Let $f:\mathbb{C}\rightarrow\mathbb{C}$ be a continuous function bijective on an open and bounded set $\Omega$. If $f$ maps $\Omega$ to itself, that is $f(\Omega)\subseteq \Omega$ then is it necessarily true that $f$ maps the boundary of $\Omega$ to itself? The condition that $f$ is bijective is clearly necessary, since we can take $f$ to be a constant function defined on $\Omega$ otherwise. Given that $f$ is bijective and continuous, does it necessarily have to map the boundary to itself? If not, are there sufficient smoothness conditions (holomorphic?) we can impose to make it true? I realize that we may need the boundary of $\Omega$ to be smooth also, feel free to impose any kind of restrictions to make the question well defined.
Edit: By bijection on $\Omega$, I mean that the function satifies
$$f(a)\in\Omega \iff a\in\Omega$$
Hopefully, this will help to rule out some trivial counterexamples.
Best Answer
Yes. If $f$ is continuous on $\overline{\Omega}$ and $f\colon \Omega\to\Omega$ is a bijection, then $f(\partial\Omega)\subset \partial \Omega$.

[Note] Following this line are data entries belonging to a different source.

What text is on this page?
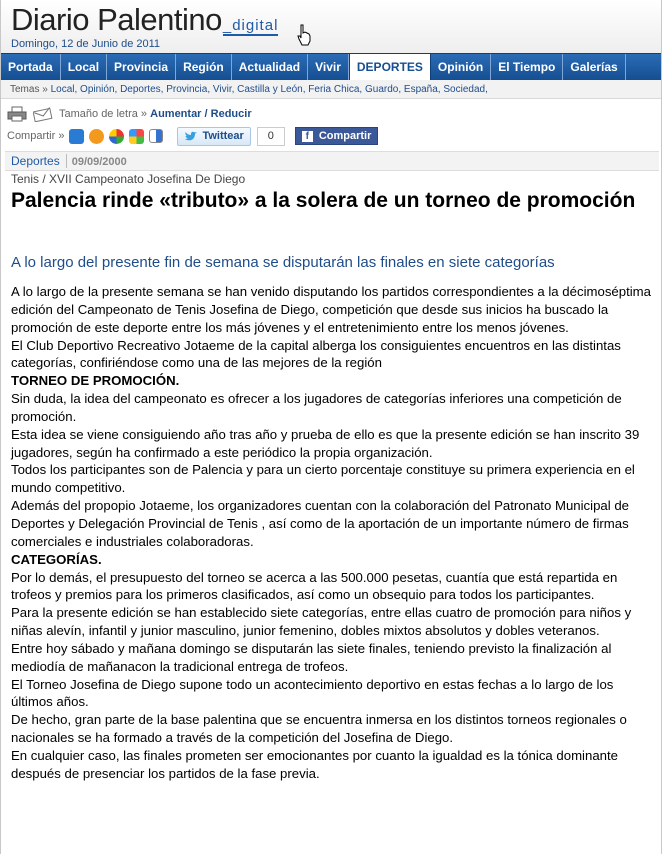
Diario Palentino_digital
Domingo, 12 de Junio de 2011
Portada	Local	Provincia	Región	Actualidad	Vivir	DEPORTES	Opinión	El Tiempo	Galerías
Temas » Local, Opinión, Deportes, Provincia, Vivir, Castilla y León, Feria Chica, Guardo, España, Sociedad,
Tamaño de letra »
Aumentar
/
Reducir
Compartir »	Twittear	0	f Compartir
Deportes 09/09/2000
Tenis / XVII Campeonato Josefina De Diego
Palencia rinde «tributo» a la solera de un torneo de promoción
A lo largo del presente fin de semana se disputarán las finales en siete categorías

A lo largo de la presente semana se han venido disputando los partidos correspondientes a la décimoséptima edición del Campeonato de Tenis Josefina de Diego, competición que desde sus inicios ha buscado la promoción de este deporte entre los más jóvenes y el entretenimiento entre los menos jóvenes.

El Club Deportivo Recreativo Jotaeme de la capital alberga los consiguientes encuentros en las distintas categorías, confiriéndose como una de las mejores de la región

TORNEO DE PROMOCIÓN.

Sin duda, la idea del campeonato es ofrecer a los jugadores de categorías inferiores una competición de promoción.

Esta idea se viene consiguiendo año tras año y prueba de ello es que la presente edición se han inscrito 39 jugadores, según ha confirmado a este periódico la propia organización.

Todos los participantes son de Palencia y para un cierto porcentaje constituye su primera experiencia en el mundo competitivo.

Además del propopio Jotaeme, los organizadores cuentan con la colaboración del Patronato Municipal de Deportes y Delegación Provincial de Tenis , así como de la aportación de un importante número de firmas comerciales e industriales colaboradoras.

CATEGORÍAS.

Por lo demás, el presupuesto del torneo se acerca a las 500.000 pesetas, cuantía que está repartida en trofeos y premios para los primeros clasificados, así como un obsequio para todos los participantes.

Para la presente edición se han establecido siete categorías, entre ellas cuatro de promoción para niños y niñas alevín, infantil y junior masculino, junior femenino, dobles mixtos absolutos y dobles veteranos.

Entre hoy sábado y mañana domingo se disputarán las siete finales, teniendo previsto la finalización al mediodía de mañanacon la tradicional entrega de trofeos.

El Torneo Josefina de Diego supone todo un acontecimiento deportivo en estas fechas a lo largo de los últimos años.

De hecho, gran parte de la base palentina que se encuentra inmersa en los distintos torneos regionales o nacionales se ha formado a través de la competición del Josefina de Diego.

En cualquier caso, las finales prometen ser emocionantes por cuanto la igualdad es la tónica dominante después de presenciar los partidos de la fase previa.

Indeed, $f(\partial\Omega)\subset \overline{\Omega}$ by continuity. Suppose $f(x)=y\in \Omega $ for some $x\in\partial \Omega$. Pick a sequence $(x_n)\subset \Omega$ such that $x_n\to x$. By the bijectivity assumption $y=f(x')$ for some $x'\in \Omega$. By bijectivity & continuity, there exists a neighborhood $U$ of $y$ such that $f^{-1}(U)\cap \Omega$ is compactly contained in $\Omega$. Yet $f(x_n)\in U$ for all large $n$, a contradiction.